Following bruising domestic battles, it is logical for Morsi to pursue popular foreign policy objectives in order to rebuild his political capital. Much attention is paid to the Palestinian issue here in Egypt. Throughout the revolution, secular and Islamist groups alike have staged rallies in solidarity with events in Palestine. Egyptian Facebook pages have pledged loyalty to Palestine, going so far as to promise Egyptian soldiers for armed liberation of occupied territory. There are political points to be won on the Palestinian issue for Morsi, and given the national gridlock, it seems that foreign policy could be a route towards tangible achievements.
Action on Palestine has a more specific political advantage for Morsi, and threatens an equivalent backlash. Through the Gaza cease-fire and unification talks, Morsi has elevated the position of Hamas. Hamas' origins as a political party began as an offshoot of Morsi’s Muslim Brotherhood, and positioning a political ally next door strengthens Morsi’s hand as Egypt searches for a regional leadership role. Activists in Cairo who are critical of Morsi’s policies point out that being “pro-Hamas” isn’t the same as being “pro-Palestine.” They see Morsi’s moves in Palestine as just further evidence of what they call an effort to “ikhwanize” Egypt and the region—placing members of the Brotherhood (ikhwan) in positions of power.

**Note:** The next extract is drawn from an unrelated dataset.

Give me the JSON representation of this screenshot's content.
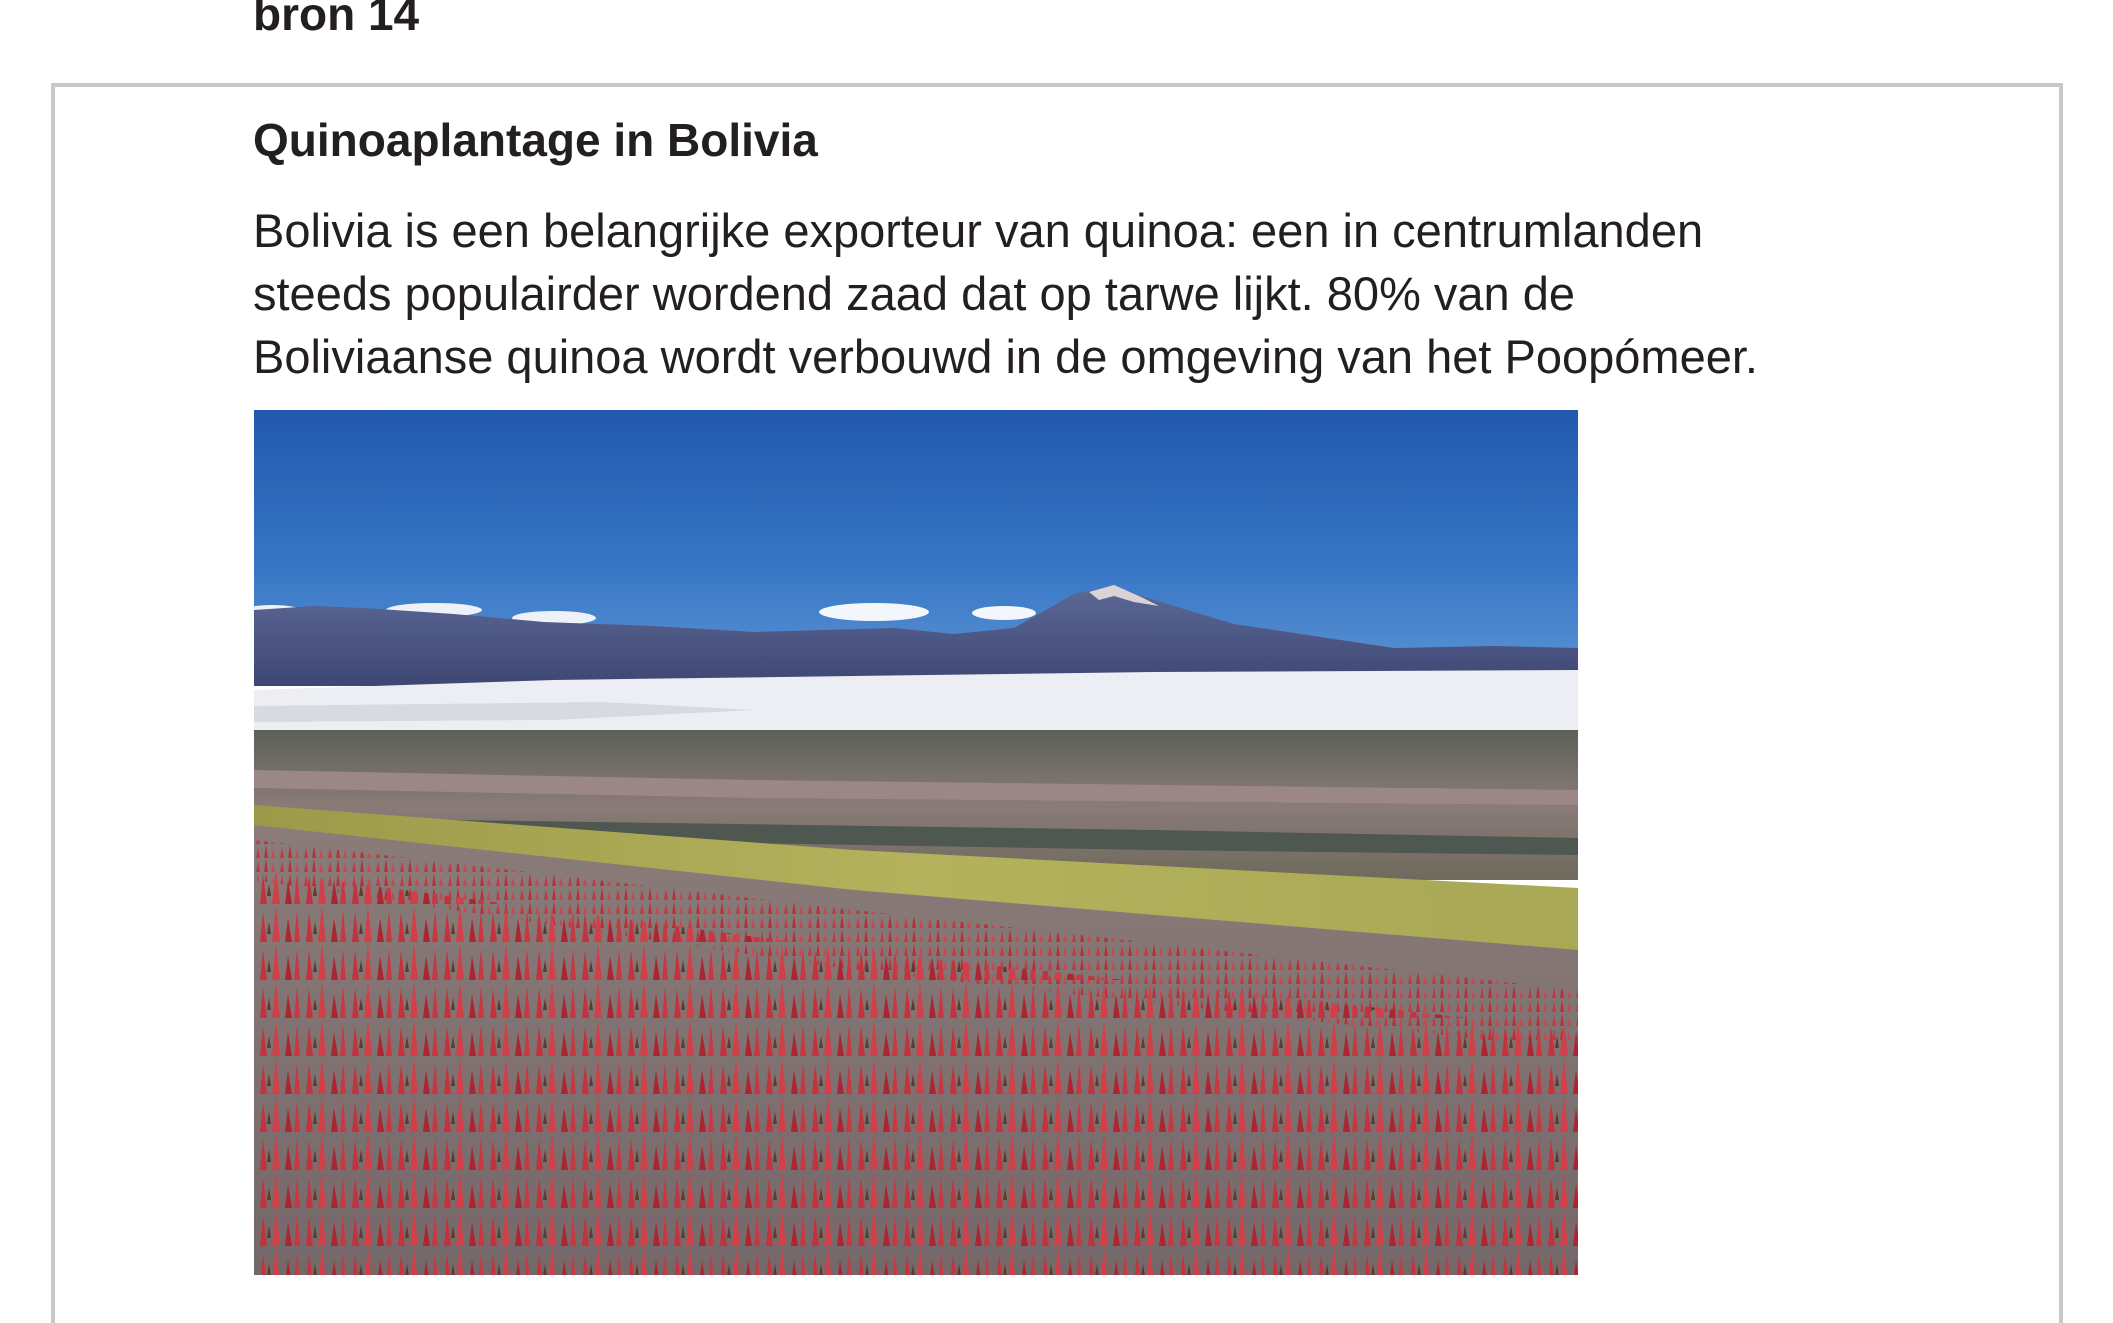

There are also those in Egypt who reject any Egyptian resources going to Palestine. With the country in desperate need, they argue, all available resources ought to be kept in country. Hardship, brought on by an economy in shambles and political instability, has caused resentment among many Egyptians towards an issue they see as unrelated to their own well-being. They point to a November accident when a bus carrying dozens of young children collided with an oncoming train, killing 51. At the time, Morsi focused his attention and rhetoric on deaths in Gaza and ignored calls to reform Egypt’s accident-prone Railway Authority, disappointing many.

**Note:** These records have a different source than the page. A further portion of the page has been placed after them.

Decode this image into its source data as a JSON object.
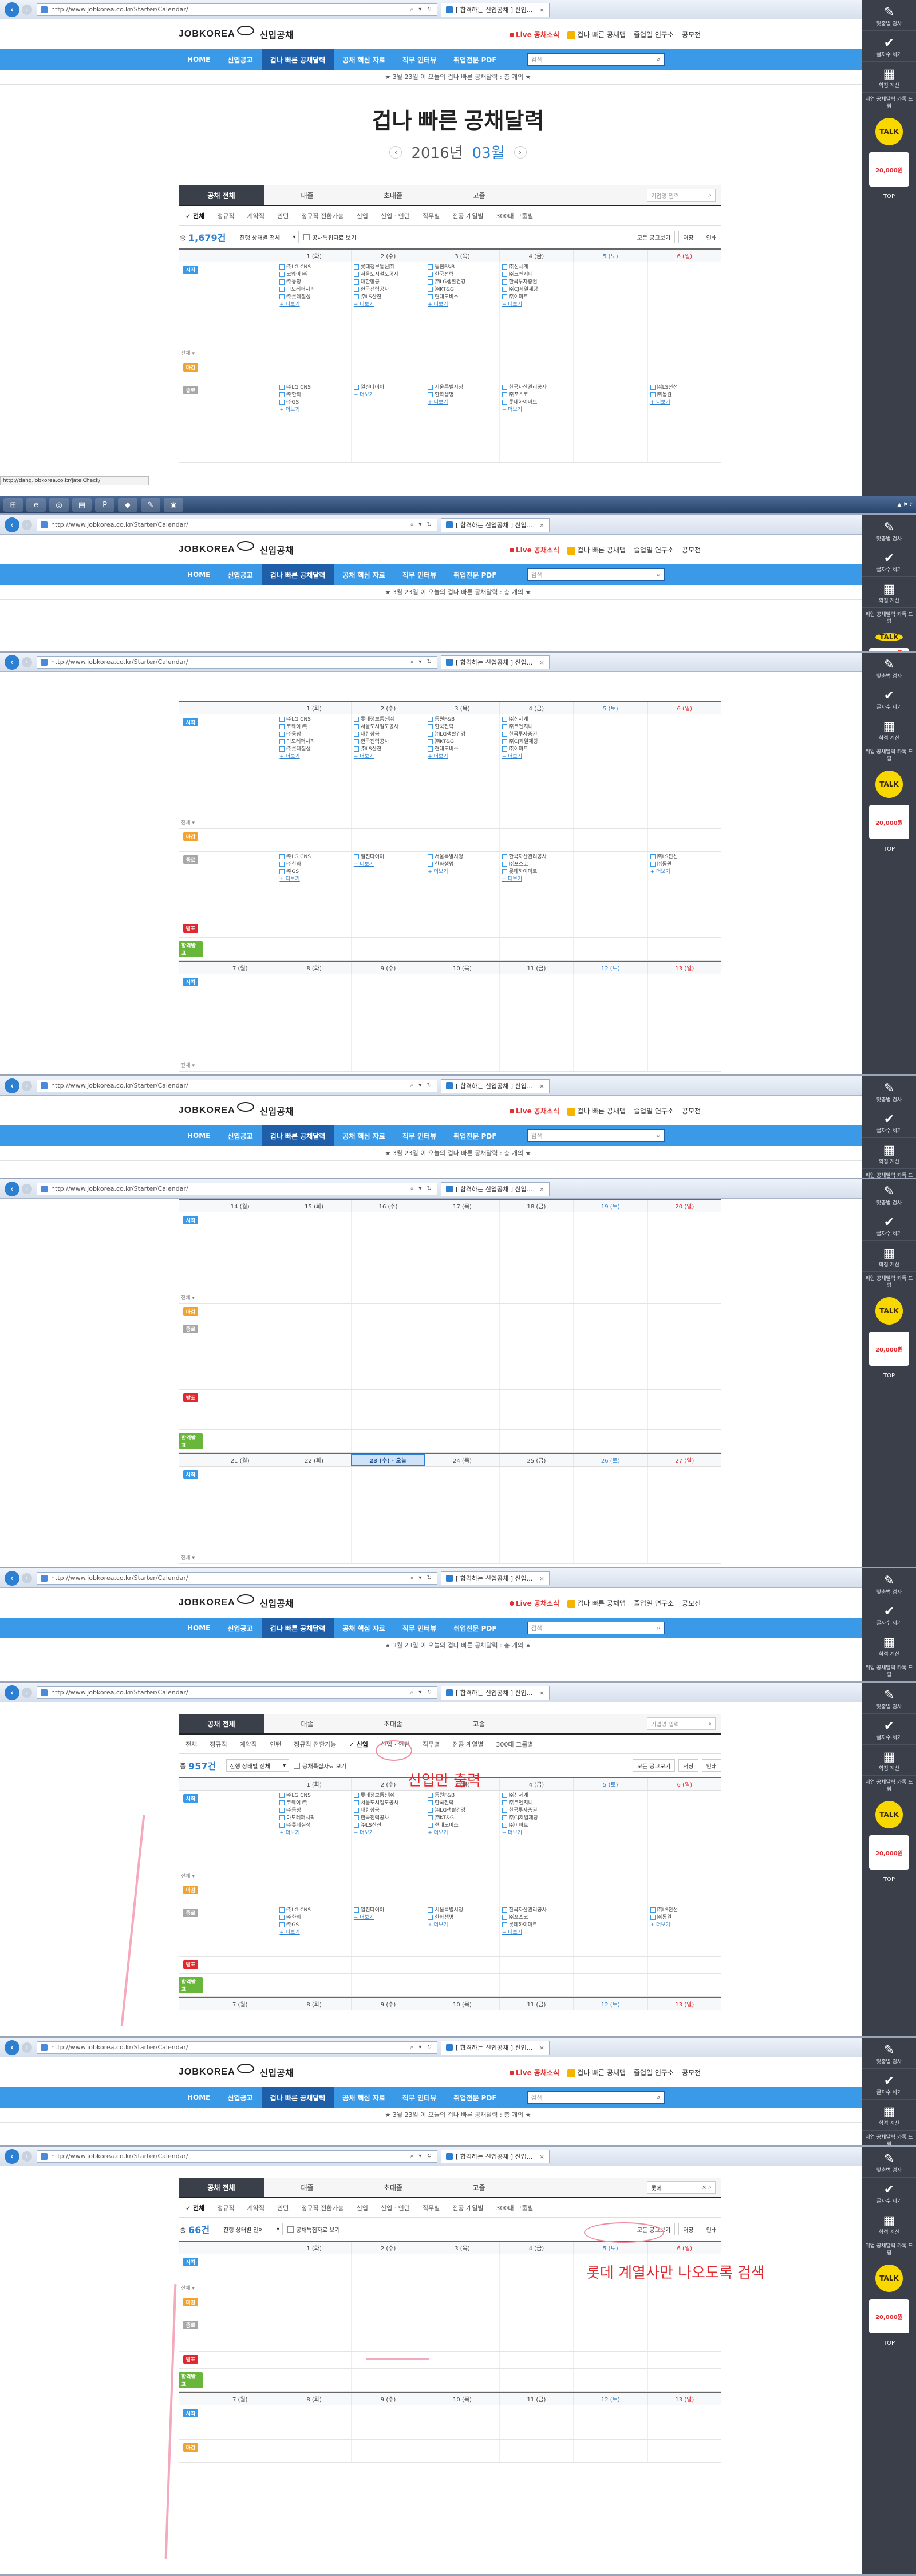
{
  "browser": {
    "url": "http://www.jobkorea.co.kr/Starter/Calendar/",
    "tab_title": "[ 합격하는 신입공채 ] 신입...",
    "status_url": "http://tiang.jobkorea.co.kr/jatelCheck/"
  },
  "header": {
    "logo": "JOBKOREA",
    "service": "신입공채",
    "links": [
      "Live 공채소식",
      "겁나 빠른 공채맵",
      "졸업일 연구소",
      "공모전"
    ]
  },
  "gnb": {
    "items": [
      "HOME",
      "신입공고",
      "겁나 빠른 공채달력",
      "공채 핵심 자료",
      "직무 인터뷰",
      "취업전문 PDF"
    ],
    "search_placeholder": "검색"
  },
  "notice": "★ 3월 23일 이 오늘의 겁나 빠른 공채달력 : 총 개의 ★",
  "hero": {
    "title": "겁나 빠른 공채달력",
    "year": "2016년",
    "month": "03월"
  },
  "filter": {
    "tabs": [
      "공채 전체",
      "대졸",
      "초대졸",
      "고졸"
    ],
    "search_placeholder": "기업명 입력",
    "search_value_final": "롯데",
    "types": [
      "전체",
      "정규직",
      "계약직",
      "인턴",
      "정규직 전환가능",
      "신입",
      "신입 · 인턴",
      "직무별",
      "전공 계열별",
      "300대 그룹별"
    ],
    "status_select": "진행 상태별 전체",
    "bookmark_check": "공채특집자료 보기",
    "buttons": [
      "모든 공고보기",
      "저장",
      "인쇄"
    ],
    "count_all": "1,679건",
    "count_newonly": "957건",
    "count_lotte": "66건"
  },
  "quick_menu": {
    "items": [
      "맞춤법 검사",
      "글자수 세기",
      "학점 계산"
    ],
    "promo_text": "취업 공채달력 카톡 드림",
    "talk": "TALK",
    "reward": "20,000원",
    "top": "TOP"
  },
  "legend": {
    "start": "시작",
    "end": "마감",
    "deadline": "종료",
    "announce": "발표",
    "pass": "합격발표"
  },
  "weeks": {
    "w1_days": [
      "1 (화)",
      "2 (수)",
      "3 (목)",
      "4 (금)",
      "5 (토)",
      "6 (일)"
    ],
    "w2_days": [
      "7 (월)",
      "8 (화)",
      "9 (수)",
      "10 (목)",
      "11 (금)",
      "12 (토)",
      "13 (일)"
    ],
    "w3_days": [
      "14 (월)",
      "15 (화)",
      "16 (수)",
      "17 (목)",
      "18 (금)",
      "19 (토)",
      "20 (일)"
    ],
    "w4_days": [
      "21 (월)",
      "22 (화)",
      "23 (수) · 오늘",
      "24 (목)",
      "25 (금)",
      "26 (토)",
      "27 (일)"
    ],
    "more": "+ 더보기",
    "view": "전체 ▾"
  },
  "annotations": {
    "new_only": "신입만 출력",
    "lotte_search": "롯데 계열사만 나오도록 검색"
  },
  "companies": {
    "w1_start": [
      [
        "㈜LG CNS",
        "코웨이 ㈜",
        "㈜동양",
        "아모레퍼시픽",
        "㈜롯데칠성"
      ],
      [
        "롯데정보통신㈜",
        "서울도시철도공사",
        "대한항공",
        "한국전력공사",
        "㈜LS산전"
      ],
      [
        "동원F&B",
        "한국전력",
        "㈜LG생활건강",
        "㈜KT&G",
        "현대모비스"
      ],
      [
        "㈜신세계",
        "㈜코엔지니",
        "한국투자증권",
        "㈜CJ제일제당",
        "㈜이마트"
      ],
      [],
      []
    ],
    "w1_dead": [
      [
        "㈜LG CNS",
        "㈜한화",
        "㈜GS"
      ],
      [
        "일진다이아"
      ],
      [
        "서울특별시청",
        "한화생명"
      ],
      [
        "한국자산관리공사",
        "㈜포스코",
        "롯데하이마트"
      ],
      [],
      [
        "㈜LS전선",
        "㈜동원"
      ]
    ]
  }
}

New Egyptian policy on Palestine and Israel is a clear revolutionary priority, and Morsi will have to deliver if he’s to maintain credibility. However, domestic concerns should come first. With a crumbling infrastructure, a failing economy, and dangerous living conditions, Egyptians are demanding that their government act for them before attending to political goals beyong their own borders.
Robert Joyce is an editorial assistant at World Policy Journal.